Zoals een everzwijn voedsel vindt

Schrijver: Morris Wright
Datum Van Creatie: 25 April 2021
Updatedatum: 15 Kunnen 2024
Anonim
Stoofschotel van wild zwijn
Video: Stoofschotel van wild zwijn

Inhoud


Zwijnen. (Wild Boar afbeelding door Bill van Fotolia.com)

Op zoek naar voedsel

Beren zijn grote dieren met een gewicht tot 136 pond. Ze kunnen zelfs anderhalve meter lang worden. Mannelijke zwijnen hebben slagtanden. Zowel mannelijke als vrouwelijke zwijnen hebben lange muilkorven. Het zijn sniffers die op jacht zijn naar voedsel. Visie wordt weinig gebruikt in de rol van het zoeken naar voedsel. In plaats daarvan vertrouwen beren op een scherp reukvermogen. Ze kunnen zelfs begraven voedsel ruiken. Zodra ze het voedsel met de geur vinden, kunnen ze hun snuiten gebruiken om te graven naar voedsel. Wilde zwijnen kijken meestal naar voedsel in groepen bij zonsopgang en zonsondergang.

eten

Wilde zwijnen graven om insecten en wortels op te graven om op te eten. Ze eten echt alles, van eieren, paddenstoelen en fruit tot gras, reptielen en vogels. Kortom, als iets beweegt of groeit, zullen ze eten.

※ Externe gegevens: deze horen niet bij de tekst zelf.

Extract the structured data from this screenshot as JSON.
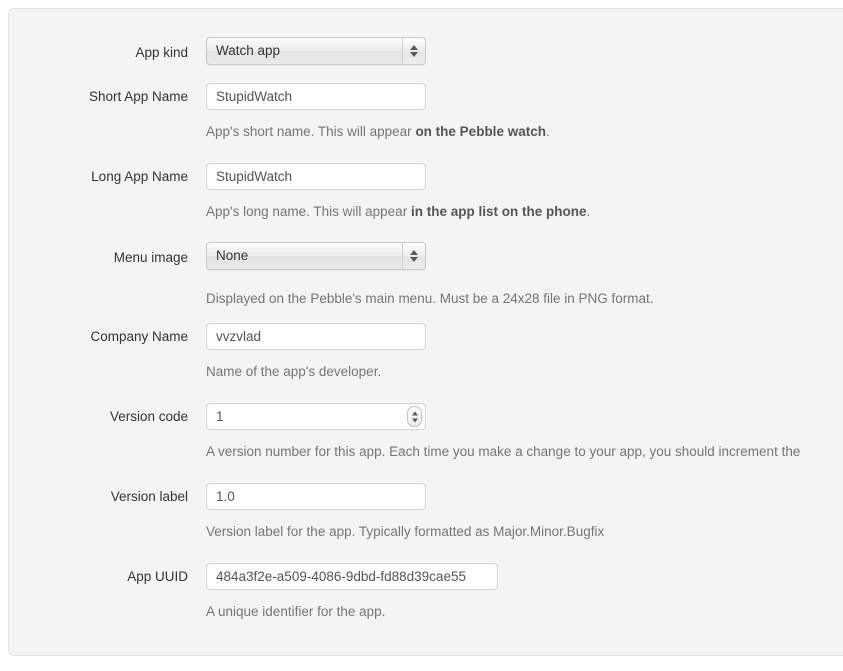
{
  "form": {
    "fields": [
      {
        "label": "App kind",
        "type": "select",
        "value": "Watch app",
        "icon": "select-arrows-icon",
        "help": null
      },
      {
        "label": "Short App Name",
        "type": "text",
        "value": "StupidWatch",
        "help_prefix": "App's short name. This will appear ",
        "help_bold": "on the Pebble watch",
        "help_suffix": "."
      },
      {
        "label": "Long App Name",
        "type": "text",
        "value": "StupidWatch",
        "help_prefix": "App's long name. This will appear ",
        "help_bold": "in the app list on the phone",
        "help_suffix": "."
      },
      {
        "label": "Menu image",
        "type": "select",
        "value": "None",
        "icon": "select-arrows-icon",
        "help_prefix": "Displayed on the Pebble's main menu. Must be a 24x28 file in PNG format.",
        "help_bold": "",
        "help_suffix": ""
      },
      {
        "label": "Company Name",
        "type": "text",
        "value": "vvzvlad",
        "help_prefix": "Name of the app's developer.",
        "help_bold": "",
        "help_suffix": ""
      },
      {
        "label": "Version code",
        "type": "number",
        "value": "1",
        "icon": "stepper-arrows-icon",
        "help_prefix": "A version number for this app. Each time you make a change to your app, you should increment the",
        "help_bold": "",
        "help_suffix": ""
      },
      {
        "label": "Version label",
        "type": "text",
        "value": "1.0",
        "help_prefix": "Version label for the app. Typically formatted as Major.Minor.Bugfix",
        "help_bold": "",
        "help_suffix": ""
      },
      {
        "label": "App UUID",
        "type": "text",
        "value": "484a3f2e-a509-4086-9dbd-fd88d39cae55",
        "help_prefix": "A unique identifier for the app.",
        "help_bold": "",
        "help_suffix": ""
      }
    ]
  },
  "colors": {
    "panel_bg": "#f4f4f4",
    "panel_border": "#e3e3e3",
    "input_bg": "#ffffff",
    "input_border": "#d5d5d5",
    "label_text": "#333333",
    "help_text": "#757575",
    "help_bold_text": "#555555"
  }
}
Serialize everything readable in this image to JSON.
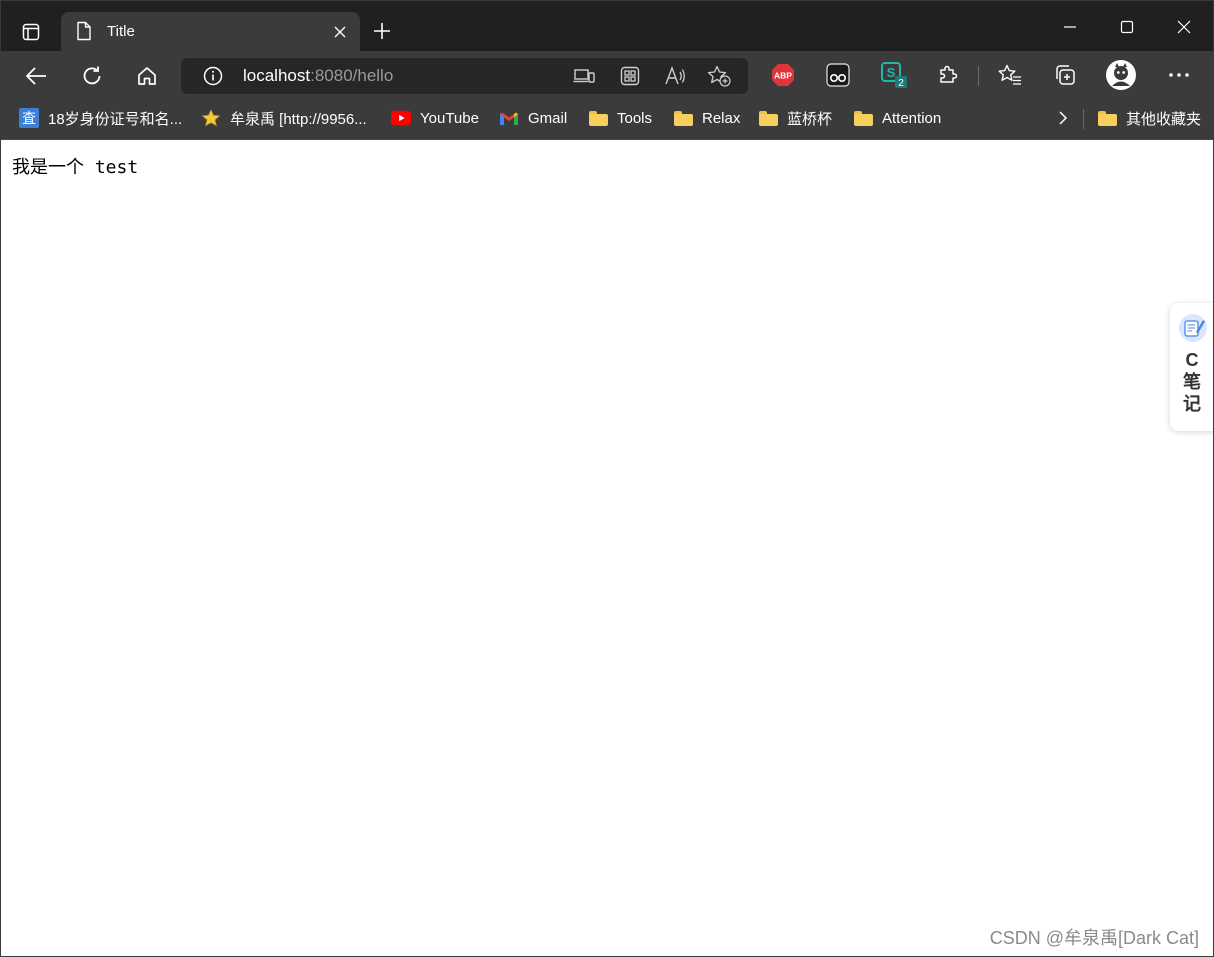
{
  "window": {
    "tab": {
      "title": "Title"
    }
  },
  "toolbar": {
    "url_host": "localhost",
    "url_rest": ":8080/hello",
    "extensions": [
      {
        "name": "ABP",
        "label": "ABP",
        "color": "#e0343c"
      },
      {
        "name": "tampermonkey",
        "label": "",
        "color": "#2b2b2b"
      },
      {
        "name": "s-extension",
        "label": "S",
        "badge": "2",
        "color": "#1fb8b0"
      }
    ]
  },
  "bookmarks": [
    {
      "label": "18岁身份证号和名...",
      "icon": "cha-icon"
    },
    {
      "label": "牟泉禹 [http://9956...",
      "icon": "star-icon"
    },
    {
      "label": "YouTube",
      "icon": "youtube-icon"
    },
    {
      "label": "Gmail",
      "icon": "gmail-icon"
    },
    {
      "label": "Tools",
      "icon": "folder-icon"
    },
    {
      "label": "Relax",
      "icon": "folder-icon"
    },
    {
      "label": "蓝桥杯",
      "icon": "folder-icon"
    },
    {
      "label": "Attention",
      "icon": "folder-icon"
    }
  ],
  "other_bookmarks": "其他收藏夹",
  "page": {
    "text": "我是一个 test"
  },
  "side_widget": {
    "line1": "C",
    "line2": "笔",
    "line3": "记"
  },
  "watermark": "CSDN @牟泉禹[Dark Cat]"
}
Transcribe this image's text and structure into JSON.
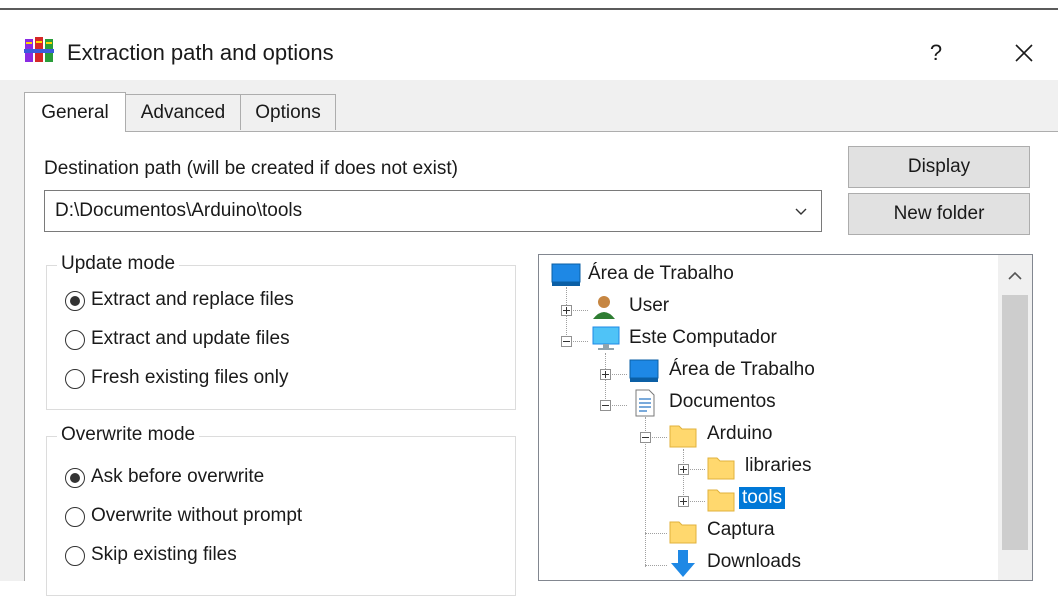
{
  "window": {
    "title": "Extraction path and options",
    "help_label": "?",
    "icon": "winrar-books-icon"
  },
  "tabs": [
    {
      "label": "General",
      "active": true
    },
    {
      "label": "Advanced",
      "active": false
    },
    {
      "label": "Options",
      "active": false
    }
  ],
  "destination": {
    "label": "Destination path (will be created if does not exist)",
    "value": "D:\\Documentos\\Arduino\\tools"
  },
  "buttons": {
    "display": "Display",
    "new_folder": "New folder"
  },
  "update_mode": {
    "title": "Update mode",
    "options": [
      {
        "label": "Extract and replace files",
        "checked": true
      },
      {
        "label": "Extract and update files",
        "checked": false
      },
      {
        "label": "Fresh existing files only",
        "checked": false
      }
    ]
  },
  "overwrite_mode": {
    "title": "Overwrite mode",
    "options": [
      {
        "label": "Ask before overwrite",
        "checked": true
      },
      {
        "label": "Overwrite without prompt",
        "checked": false
      },
      {
        "label": "Skip existing files",
        "checked": false
      }
    ]
  },
  "tree": {
    "items": [
      {
        "label": "Área de Trabalho",
        "icon": "desktop-icon",
        "selected": false
      },
      {
        "label": "User",
        "icon": "user-icon",
        "selected": false
      },
      {
        "label": "Este Computador",
        "icon": "computer-icon",
        "selected": false
      },
      {
        "label": "Área de Trabalho",
        "icon": "desktop-icon",
        "selected": false
      },
      {
        "label": "Documentos",
        "icon": "documents-icon",
        "selected": false
      },
      {
        "label": "Arduino",
        "icon": "folder-icon",
        "selected": false
      },
      {
        "label": "libraries",
        "icon": "folder-icon",
        "selected": false
      },
      {
        "label": "tools",
        "icon": "folder-icon",
        "selected": true
      },
      {
        "label": "Captura",
        "icon": "folder-icon",
        "selected": false
      },
      {
        "label": "Downloads",
        "icon": "downloads-icon",
        "selected": false
      }
    ]
  },
  "colors": {
    "selection": "#0078d7",
    "dialog_bg": "#f0f0f0",
    "folder": "#ffd86e"
  }
}
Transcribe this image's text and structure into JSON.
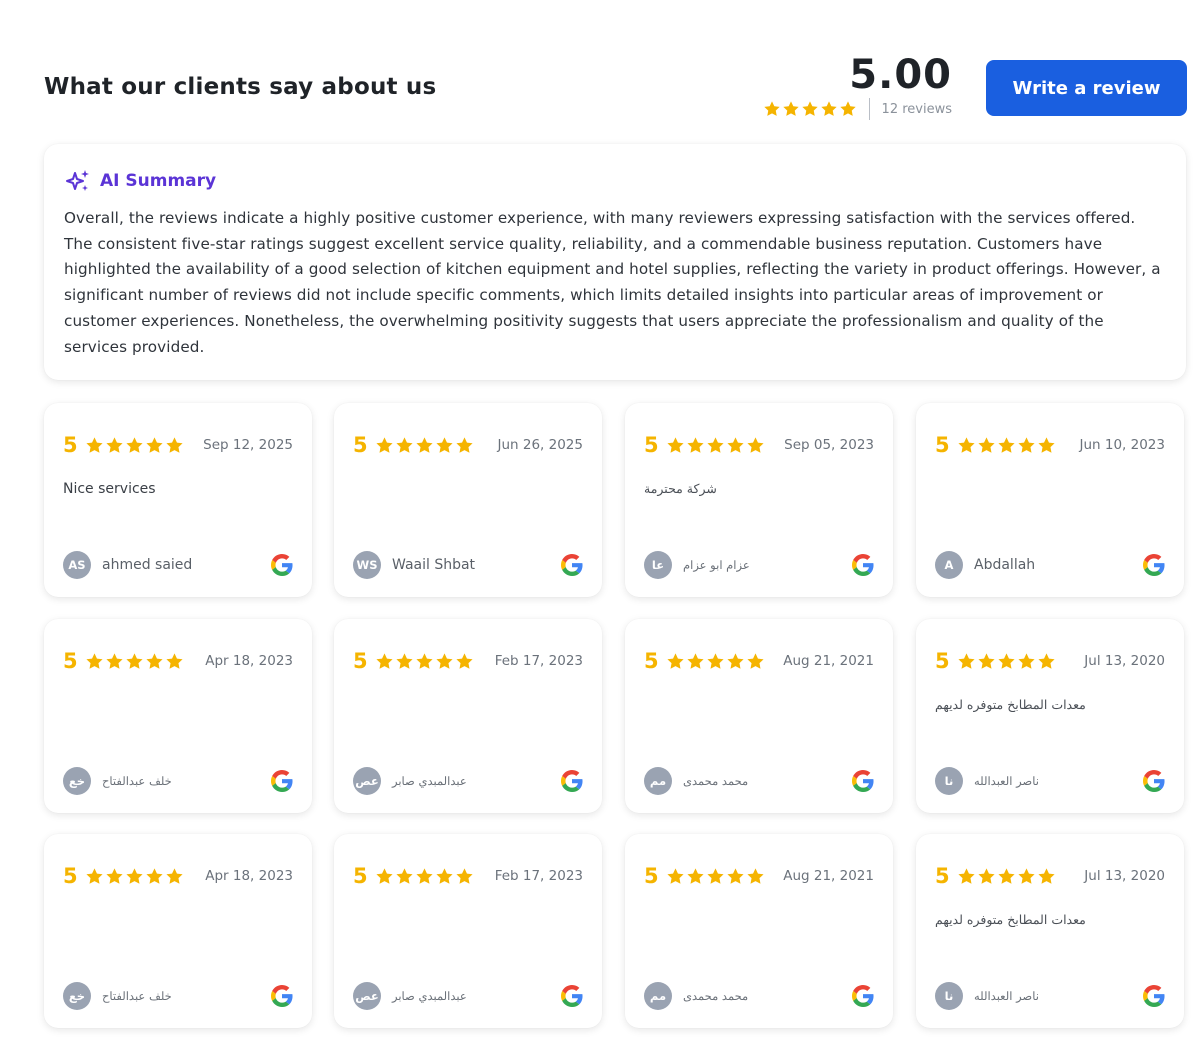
{
  "header": {
    "title": "What our clients say about us",
    "rating": "5.00",
    "stars": 5,
    "reviews_count": "12 reviews",
    "write_review_label": "Write a review"
  },
  "summary": {
    "title": "AI Summary",
    "text": "Overall, the reviews indicate a highly positive customer experience, with many reviewers expressing satisfaction with the services offered. The consistent five-star ratings suggest excellent service quality, reliability, and a commendable business reputation. Customers have highlighted the availability of a good selection of kitchen equipment and hotel supplies, reflecting the variety in product offerings. However, a significant number of reviews did not include specific comments, which limits detailed insights into particular areas of improvement or customer experiences. Nonetheless, the overwhelming positivity suggests that users appreciate the professionalism and quality of the services provided."
  },
  "colors": {
    "accent": "#1a5fe0",
    "star": "#f5b400",
    "summary_title": "#5b34d6",
    "avatar_bg": "#9aa3b2"
  },
  "reviews": [
    {
      "score": "5",
      "date": "Sep 12, 2025",
      "text": "Nice services",
      "initials": "AS",
      "name": "ahmed saied",
      "source_icon": "google-icon"
    },
    {
      "score": "5",
      "date": "Jun 26, 2025",
      "text": "",
      "initials": "WS",
      "name": "Waail Shbat",
      "source_icon": "google-icon"
    },
    {
      "score": "5",
      "date": "Sep 05, 2023",
      "text": "شركة محترمة",
      "initials": "عا",
      "name": "عزام ابو عزام",
      "source_icon": "google-icon"
    },
    {
      "score": "5",
      "date": "Jun 10, 2023",
      "text": "",
      "initials": "A",
      "name": "Abdallah",
      "source_icon": "google-icon"
    },
    {
      "score": "5",
      "date": "Apr 18, 2023",
      "text": "",
      "initials": "خع",
      "name": "خلف عبدالفتاح",
      "source_icon": "google-icon"
    },
    {
      "score": "5",
      "date": "Feb 17, 2023",
      "text": "",
      "initials": "عص",
      "name": "عبدالمبدي صابر",
      "source_icon": "google-icon"
    },
    {
      "score": "5",
      "date": "Aug 21, 2021",
      "text": "",
      "initials": "مم",
      "name": "محمد محمدى",
      "source_icon": "google-icon"
    },
    {
      "score": "5",
      "date": "Jul 13, 2020",
      "text": "معدات المطابخ متوفره لديهم",
      "initials": "نا",
      "name": "ناصر العبدالله",
      "source_icon": "google-icon"
    },
    {
      "score": "5",
      "date": "Apr 18, 2023",
      "text": "",
      "initials": "خع",
      "name": "خلف عبدالفتاح",
      "source_icon": "google-icon"
    },
    {
      "score": "5",
      "date": "Feb 17, 2023",
      "text": "",
      "initials": "عص",
      "name": "عبدالمبدي صابر",
      "source_icon": "google-icon"
    },
    {
      "score": "5",
      "date": "Aug 21, 2021",
      "text": "",
      "initials": "مم",
      "name": "محمد محمدى",
      "source_icon": "google-icon"
    },
    {
      "score": "5",
      "date": "Jul 13, 2020",
      "text": "معدات المطابخ متوفره لديهم",
      "initials": "نا",
      "name": "ناصر العبدالله",
      "source_icon": "google-icon"
    }
  ]
}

Bovendien kunnen everzwijnen zelfs dode dieren eten als ze die vinden. Een favoriet gerecht is walnoot en eikels. Dat is waarom ze te zien zijn leven en snuiven in gebieden met eiken.


grondgebied

Everzwijnen leven in groepen en leven het liefst in gebieden met dode bomen en bladeren. Ze houden van grote, vochtige bossen. Een gebied als dit is als een buffet voor everzwijnen, ze bieden al verschillende soorten voedsel. Ze moeten ook dicht bij het water of op zijn minst modderige gebieden zijn, omdat zwijnen niet transpireren. Zwermen in de modder koelt ze af en doodt parasieten, evenals het opgraven van kleine te eten amfibieën. Ze zullen hun hele leven in jouw favoriete gebied blijven, nooit verder dan een paar mijl verder. Echter, als hun voedselbronnen opraken, is het bekend dat beren 50 mijl reizen om voedsel te zoeken. Hoewel de meesten in moerassen leven, kunnen ze ook in bergen en woestijnen leven, dankzij hun vermogen om te snuiven en voedsel te graven. Dit, samen met het vermogen om bijna alles te eten, maakt ze een zeer hardnekkige soort.